Gen AI has the potential to turn innovative technology into engineering value, with products and services reaching new levels of intelligence and effectiveness. Our set of new ‘Augmented Engineering’ solutions are designed to take engineering and R&D to their next level and help clients to accelerate towards more intelligent products and services, comments Franck Greverie, Chief Technology Officer, Chief Portfolio Officer and Group Executive Board Member at Capgemini. “We are proud to be the preferred partner of industry leaders to support their ongoing transformation of engineering and R&D processes and help them drive innovation and breakthrough discoveries. Given the demanding context of engineering that requires precision, regulatory compliance and risk tolerance, we are developing tailored solutions, augmented with Gen AI, to empower researchers, streamline processes and unlock substantial creativity and high-quality outcomes.”

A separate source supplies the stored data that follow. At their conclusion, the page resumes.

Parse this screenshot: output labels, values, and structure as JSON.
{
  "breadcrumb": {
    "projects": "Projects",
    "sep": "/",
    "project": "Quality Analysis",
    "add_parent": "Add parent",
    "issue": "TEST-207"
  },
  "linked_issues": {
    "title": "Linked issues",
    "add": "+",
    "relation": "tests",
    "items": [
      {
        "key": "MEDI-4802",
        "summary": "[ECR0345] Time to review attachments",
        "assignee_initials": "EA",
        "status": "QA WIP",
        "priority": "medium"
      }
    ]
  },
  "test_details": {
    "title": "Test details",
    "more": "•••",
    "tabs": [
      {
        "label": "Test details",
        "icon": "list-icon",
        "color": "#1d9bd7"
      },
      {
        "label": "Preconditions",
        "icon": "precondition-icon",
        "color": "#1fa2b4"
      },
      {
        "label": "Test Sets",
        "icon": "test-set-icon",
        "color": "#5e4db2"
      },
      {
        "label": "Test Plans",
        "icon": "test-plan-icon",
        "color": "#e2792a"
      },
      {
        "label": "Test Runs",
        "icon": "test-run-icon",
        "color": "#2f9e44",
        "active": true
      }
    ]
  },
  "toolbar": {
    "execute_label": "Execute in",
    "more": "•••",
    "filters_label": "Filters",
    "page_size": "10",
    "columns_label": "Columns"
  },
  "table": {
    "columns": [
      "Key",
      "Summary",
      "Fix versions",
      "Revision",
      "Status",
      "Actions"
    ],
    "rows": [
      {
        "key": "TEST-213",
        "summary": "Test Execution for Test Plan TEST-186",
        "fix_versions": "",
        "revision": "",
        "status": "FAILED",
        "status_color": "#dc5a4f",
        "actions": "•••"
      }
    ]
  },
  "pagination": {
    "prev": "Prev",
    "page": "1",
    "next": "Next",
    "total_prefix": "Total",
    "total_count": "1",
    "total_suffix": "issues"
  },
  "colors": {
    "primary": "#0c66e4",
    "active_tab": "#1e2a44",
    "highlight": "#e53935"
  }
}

Recognized as a Leader in AI and engineering

Capgemini was named a Leader in The Forrester Wave™: AI services, Q2 2024, among nine vendors evaluated on 19 criteria, grouped by current offering, strategy, and market presence. It was also recognized as a Leader in 2024 Zinnov Zones Ratings for its overall Engineering, Research and Development and Digital Engineering Services.

The Group announced in July 2023 an investment plan of €2 billion over 3 years to strengthen its leadership in AI and has already trained over 120K team members on generative AI tools, thanks to its Gen AI Campus.  It has established a dedicated generative AI practice to rapidly scale its capability, solutioning and delivery, as well as a Generative AI Lab to follow the evolution of the technology and research the most relevant use cases and collaborations with businesses or academia for clients, and a dedicated platform, RAISE (Reliable AI Solution Engineering), to industrialize its custom Gen AI projects.

Capgemini is also investing in its portfolio, to customize the uses cases and offers by industry, to build next-generation AI solutions for enterprises, and to generate more value for its clients, and in its partnerships, such as with Google Cloud, Microsoft, Salesforce, AWS, Mistral AI, and Liquid AI.


[1] Capgemini’s approach, ‘Augmented Engineering’, powered by Gen AI in combination with AI and other types of engineering and scientific models, is defined to manage the demanding context of engineering, that requires precision, regulatory compliance and risk tolerance.